札幌のデザインマネジメント会社社長のブログです。

川端康成『古都』より

そのデザインおいくらですか?

 ものの色形を決めるという狭義のデザイン業務の対価、これをどのような根拠に基づいて設定するかで随分と悩んだ時期があった。こっちも生活があるのでこれぐらいは欲しいとか、相場的にこれぐらいしか請求できないなとか、そもそもこの額で〜と決められているとか。

 時々デザイン系のセミナーに関わることがあり(8:2の割合でしゃべる方:聞く方)、質疑応答タイムというのがお約束であるのだけど、若いデザイナーが(時としてそれほど若くないデザイナーも)デザインフィーの設定について、まるで仕込みのように必ず質問してくる。みなさん同じ通過点を共有してるのですね。

 基本的に弊社はクライアント直の案件しかやらないので、フィーの交渉にはかなり有利であるには違いない。がしかし、それは裏を返すと金額関係の調整をしっかり自分たちで行わなければならない、というか、うっかりしてると百戦錬磨の中小企業社長にやられてしまうという意味でもある。値切るという行為を通り越して、なんとかそれタダになりませんかね、などとつらっと宣う方も過去いらっしゃった。

 そういう時いかに顔色ひとつ変えず、眉も微動だにせず、欲しいと思う対価をきちっと主張できるかどうかは、場数もあるが、やはり体系立てられた業務行程の組み立てルールが社内的に出来てるか、それぞれの行程や担当者における単価設定がなされているかによると思われる。つまり根拠ある金額であるかどうかということ。

 いろいろ思い悩み、結局たどり着いたのは非常にオーソドックスな身も蓋もない考え方で、

  • スキルレベルに応じた単価×時間(いわゆる人工計算)
  • 初期費用+発注者が得る利益×係数×個数 (いわゆるロイヤリティ)

に集約することに決めてしまった。もちろん人工ベースで見積もることの弊害も把握した上で。

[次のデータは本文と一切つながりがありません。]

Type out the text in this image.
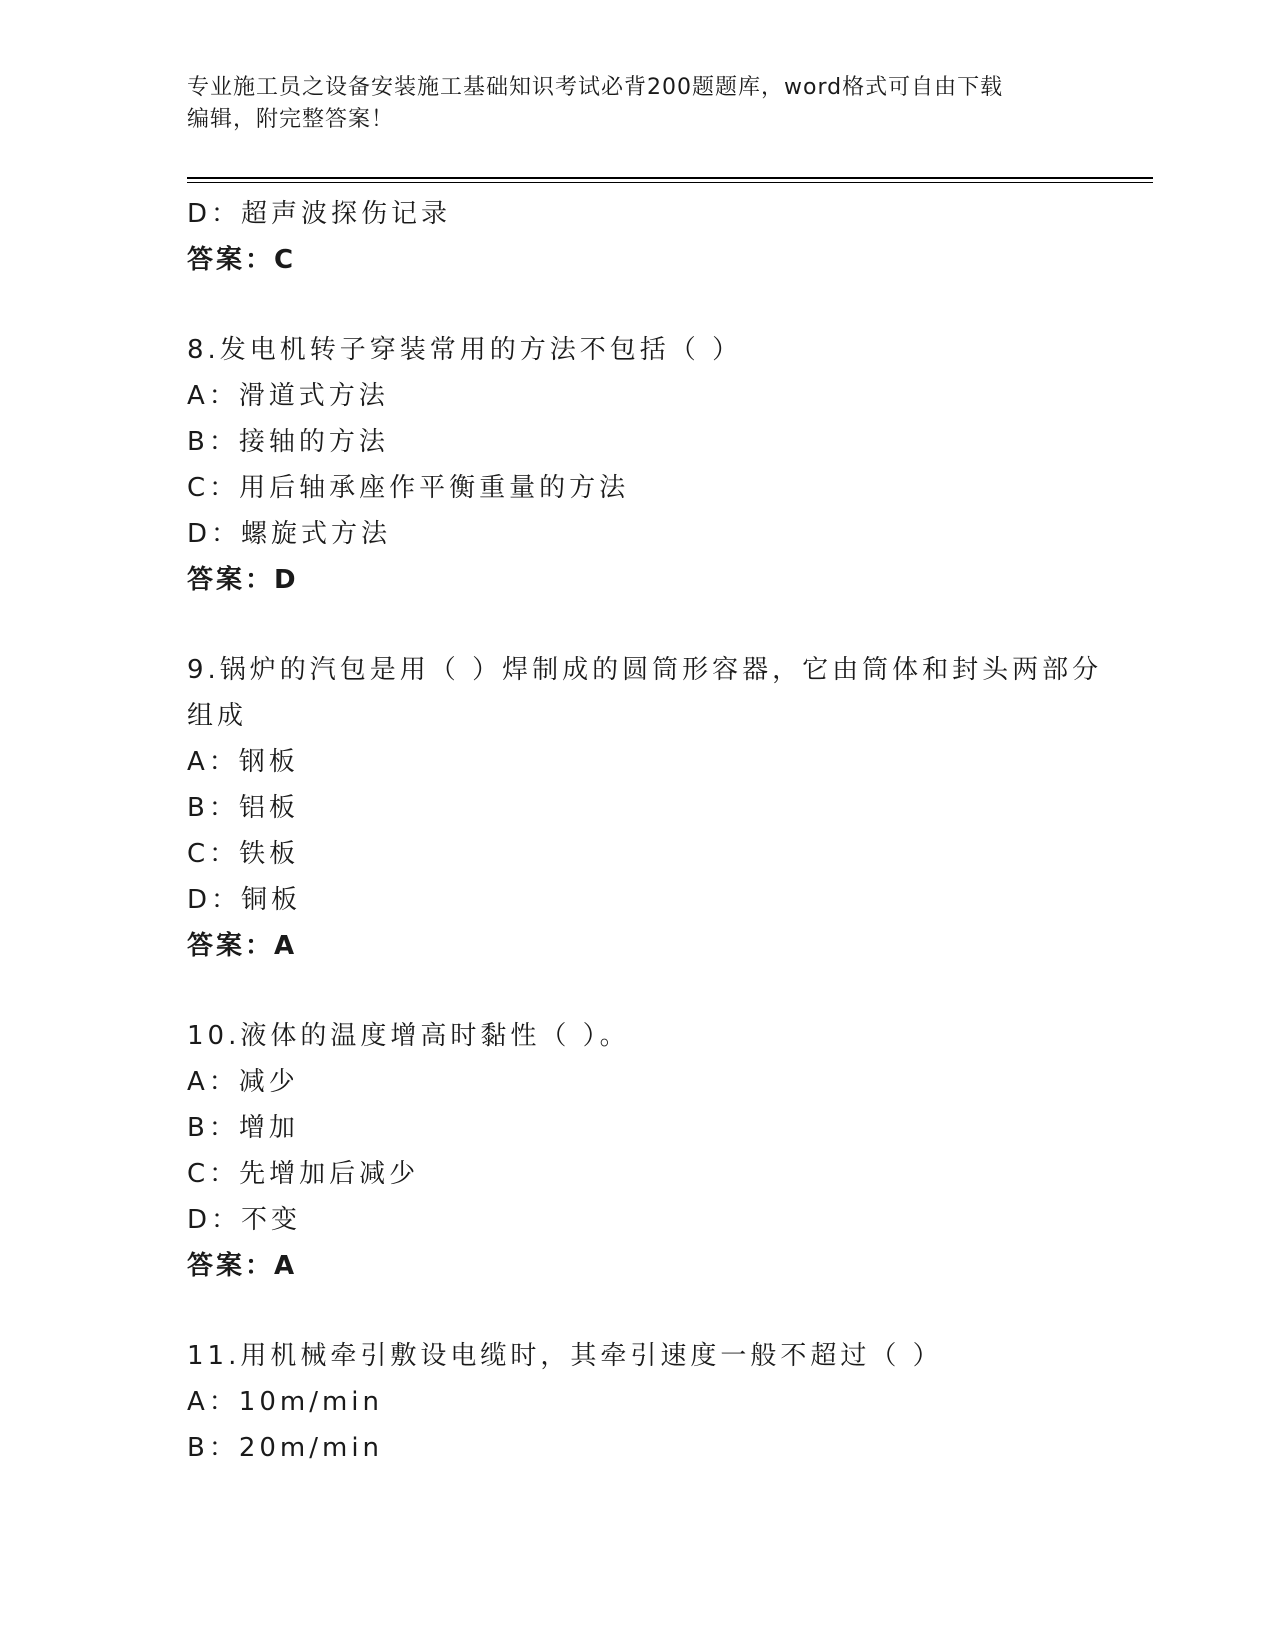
专业施工员之设备安装施工基础知识考试必背200题题库，word格式可自由下载
编辑，附完整答案！
D：超声波探伤记录
答案：C
8.发电机转子穿装常用的方法不包括（ ）
A：滑道式方法
B：接轴的方法
C：用后轴承座作平衡重量的方法
D：螺旋式方法
答案：D
9.锅炉的汽包是用（ ）焊制成的圆筒形容器，它由筒体和封头两部分
组成
A：钢板
B：铝板
C：铁板
D：铜板
答案：A
10.液体的温度增高时黏性（ ）。
A：减少
B：增加
C：先增加后减少
D：不变
答案：A
11.用机械牵引敷设电缆时，其牵引速度一般不超过（ ）
A：10m/min
B：20m/min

 優先順位としてはロイヤリティベース→人工ベースの順で、ロイヤリティで計算できない案件(クライアントに利益が発生しないとか)、あるいはロイヤリティベースでは利益がでにくい(見込みロイヤリティベースの額<人工ベースの額)案件の場合のみ人工ベースで見積もることにしている。

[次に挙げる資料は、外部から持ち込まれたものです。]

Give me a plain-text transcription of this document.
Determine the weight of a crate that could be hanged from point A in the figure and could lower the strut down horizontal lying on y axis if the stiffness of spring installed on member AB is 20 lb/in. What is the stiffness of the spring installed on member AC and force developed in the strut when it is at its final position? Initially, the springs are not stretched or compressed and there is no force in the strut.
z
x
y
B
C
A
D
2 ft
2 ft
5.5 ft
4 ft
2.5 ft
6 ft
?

 つまり、これはいけそうと思われる案件についてはデザイナー側もリスクをとってロイヤリティベースにし、かわりに積極的に(時としてその製品やサービスの根幹に踏み込むことも厭わず)関与するスタイルをとり、そうではない案件ではリスクをとらず短期で回収してしまうわけだ。

 非常にシンプルでわかりやすい。少なくともこれまでクライアントに高いと言われたことはあっても、なぜ高いのかとは聞かれたことはない。そうだよねーこれぐらいかかるよねーが定番の台詞。こちらのリスクテイクを説明し、それに相当する対価を明確に示せれば大抵は納得していただいている。

 ランチに入った店にメニューがなく、じゃぁカレー(好物)はいくら?と聞いてるのに、んーいくらぐらいですかねーいくらなら出せます?よそはいくらでやってました?なんて店員に言われたら即座に席を立ちませんか、普通。
デザインフィーは明確に、きっぱり提示。これが大切。

※ロイヤリティベースで行く場合、回収できるかどうかの見極めと、回収できるタイミングには細心の注意を払うこと。契約書を取り交わすのは当然必須。経営的にキャッシュフローの把握・管理もしっかりと。